Gartner, the world’s leading research and advisory company, recently published the Hype Cycle for Threat-Facing Technologies, 2019[1], identifying Content Disarm and Reconstruction (CDR) on the Peak of Innovation phase of the Hype Cycle.
Gartner Hype Cycle, Gartner, Inc., 2017
As mentioned in the report, “CDR, which is also referred to as ‘content sanitization’, breaks down files into their discrete components; strips away anything that doesn’t conform to that file type’s original specification, ISO standard, or company policy; and rebuilds a ‘clean’ version. This near-real-time process is an effective approach to removing malware and other exploits from files. While sandboxing and almost all other techniques depend on detection, CDR protects against exploits and weaponized content that have not been seen before.” Gartner has also identified CDR with a “high” benefit rating.
The CDR process disrupts the integrity of any remaining hidden malicious code, zero-days, or exploits. The result is a visibly identical, functional and completely safe (harmless/neutralized), new copy of the original file.
According to Gartner, “by 2022, Gartner expects 20% of organizations to use CDR as part of their content protection strategies, up from 5% today. We also expect CDR to be available as a standard capability everywhere multiple antivirus scanning is deployed.”
We believe this is because CDR overcomes the shortcoming of technologies such as signature-based AV, NextGen AI-based detection and behavioral analysis sandboxing.

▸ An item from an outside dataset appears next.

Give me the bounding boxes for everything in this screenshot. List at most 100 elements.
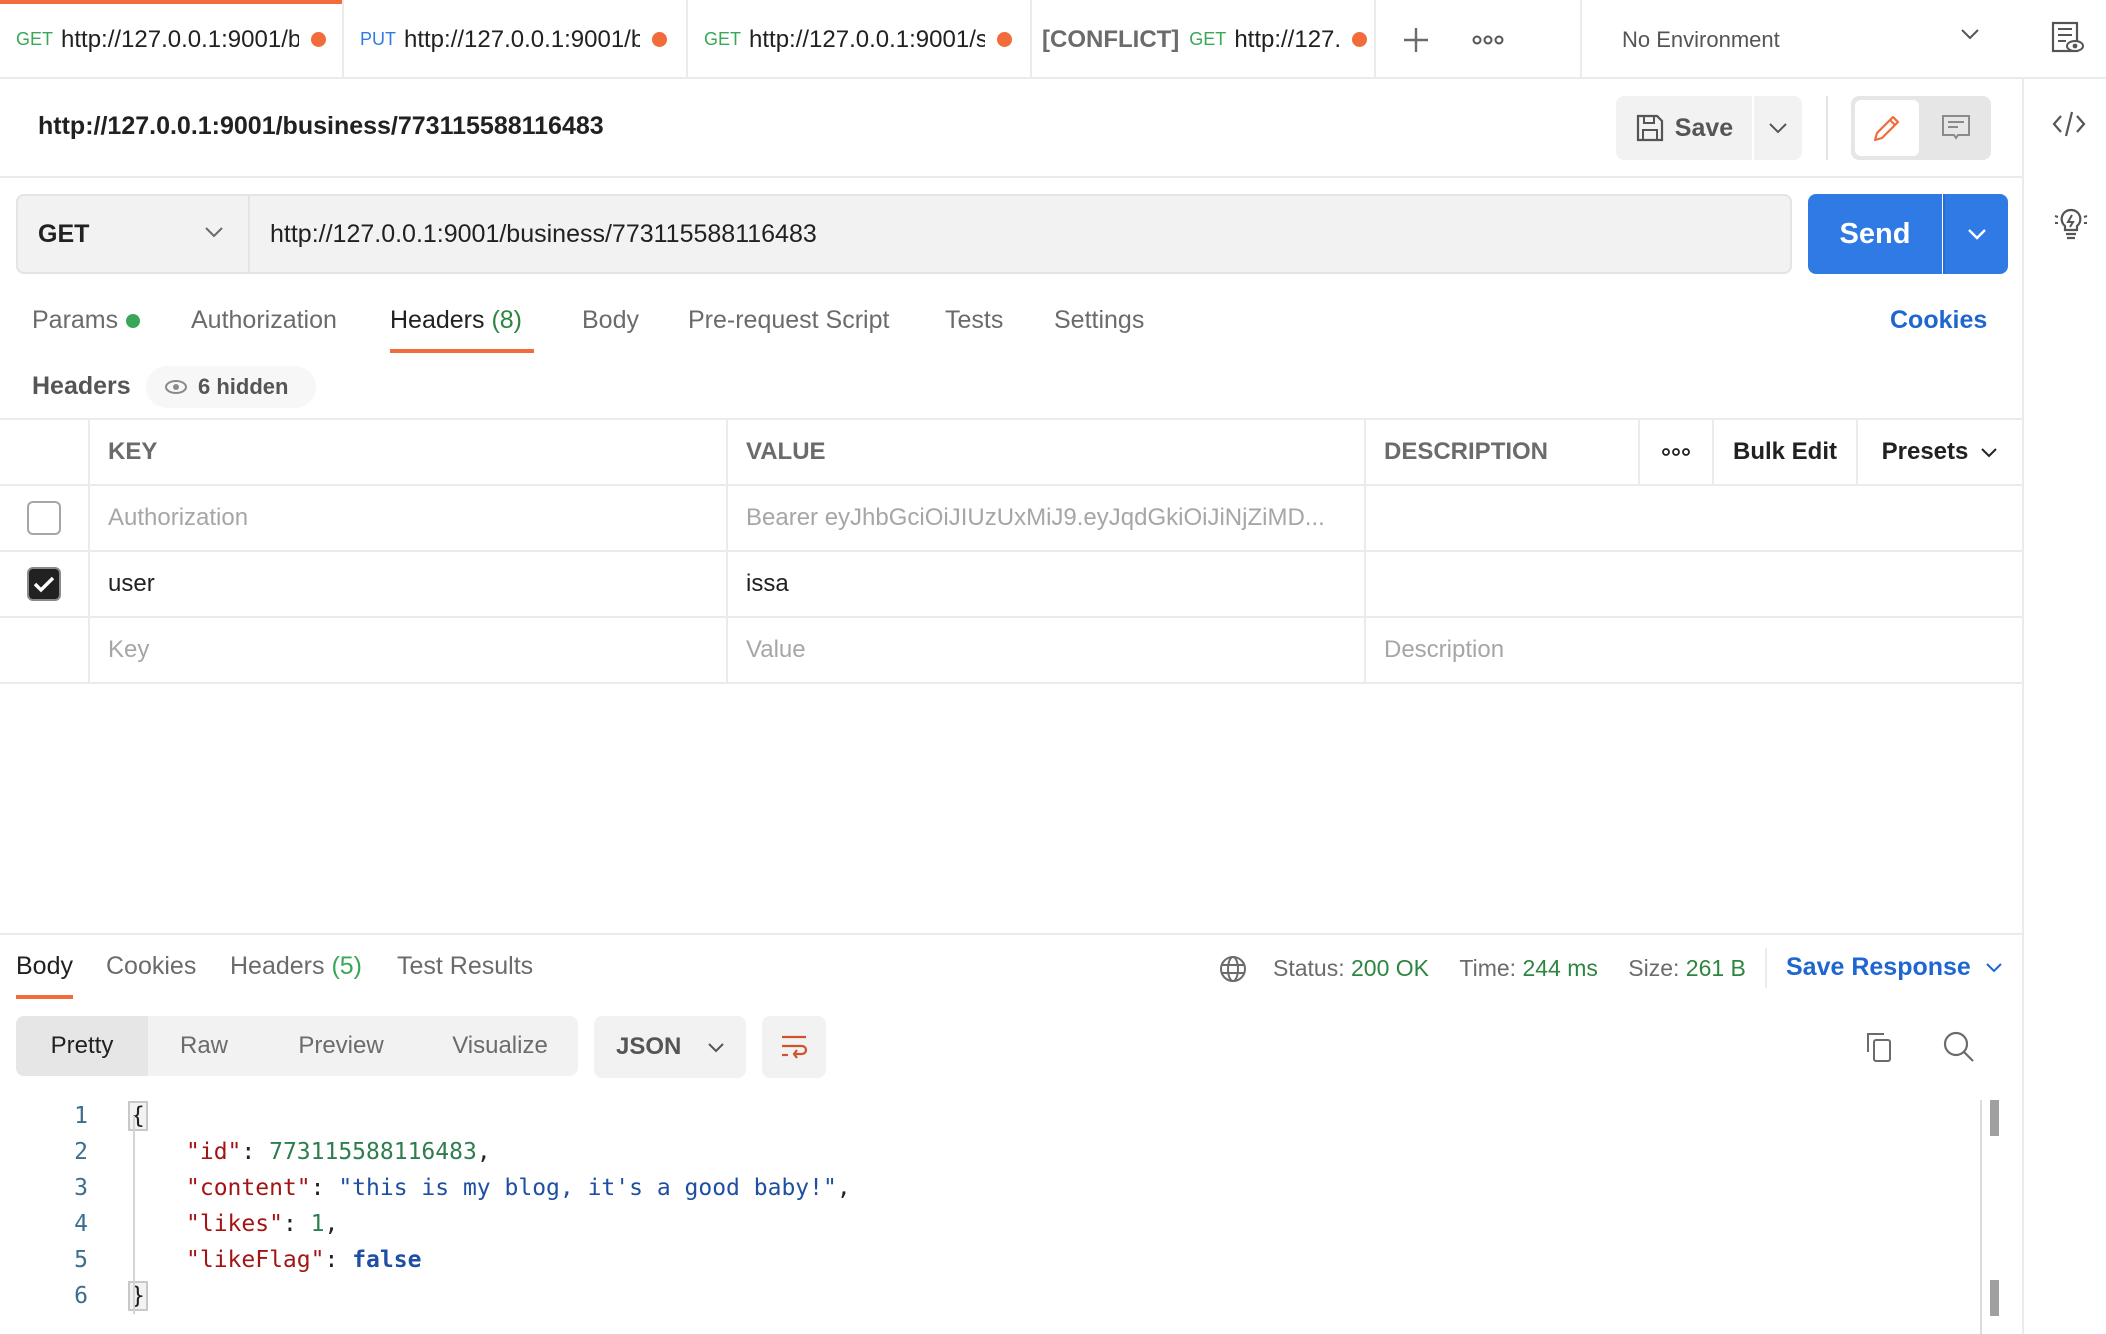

All of these technologies rely on a decision-based process which can ultimately fail and are prone to evasive techniques used by attackers. CDR offers tangible benefits that outperform sandboxing in almost all aspects- it is easier to implement, quicker, handles much larger volume/ higher throughput, and unlike traditional technologies, it doesn’t rely on detection. CDR can mitigate one of the common infection vectors- scripts embedded in MS-Office and PDF documents, that can be highly obfuscated, which a significant challenge for many security solutions that rely on static scanning. It can also neutralize sophisticated, sandbox-evading malware that can delay operation for as long as it being held in a virtual environment.
AVs, NGAVs, and Sandboxing all rely on a decision-making process when analyzing a file – either static or dynamic. This process can ultimately fail. CDR is the only technology that doesn’t rely on detection.
An important differentiator of the Sasa Software GateScanner® CDR is that the technology integrates best of breed scanning and detection technologies, including NGAVs (NextGen AVs) and Sandboxing as a preliminary phase. Yet, GateScanner® CDR understands that a “clean” answer by these technologies indicates that a threat hasn’t been found, so still treats the file as suspicious, applying proprietary file disarm technologies, supporting the widest range of file-types available.
Sasa Software has established itself as a CDR market leader, which isn’t surprising given the fact that GateScanner® CDR was originally developed in 2010 to protect Plasan, a defense contractor supplying armored vehicles to the US DoD. In late 2013 Sasa Software spun off from Plasan to commercialize the technology and now secures hundreds of sensitive networks and critical facilities.
Summary
Malware hidden in documents is such a common attack vector, responsible for many destructive attacks of recent years, and there is an inability of sandbox and other signature-based solutions to successfully handle such malware.
[1] Gartner “Hype Cycle for Threat-Facing Technologies, 2019” by Pete Shoard, 12 July 2019. Gartner subscribers can review the report here.
Disclaimer
Gartner does not endorse any vendor, product or service depicted in its research publications, and does not advise technology users to select only those vendors with the highest ratings or other designation. Gartner research publications consist of the opinions of Gartner’s research organization and should not be construed as statements of fact. Gartner disclaims all warranties, expressed or implied, with respect to this research, including any warranties of merchantability or fitness for a particular purpose.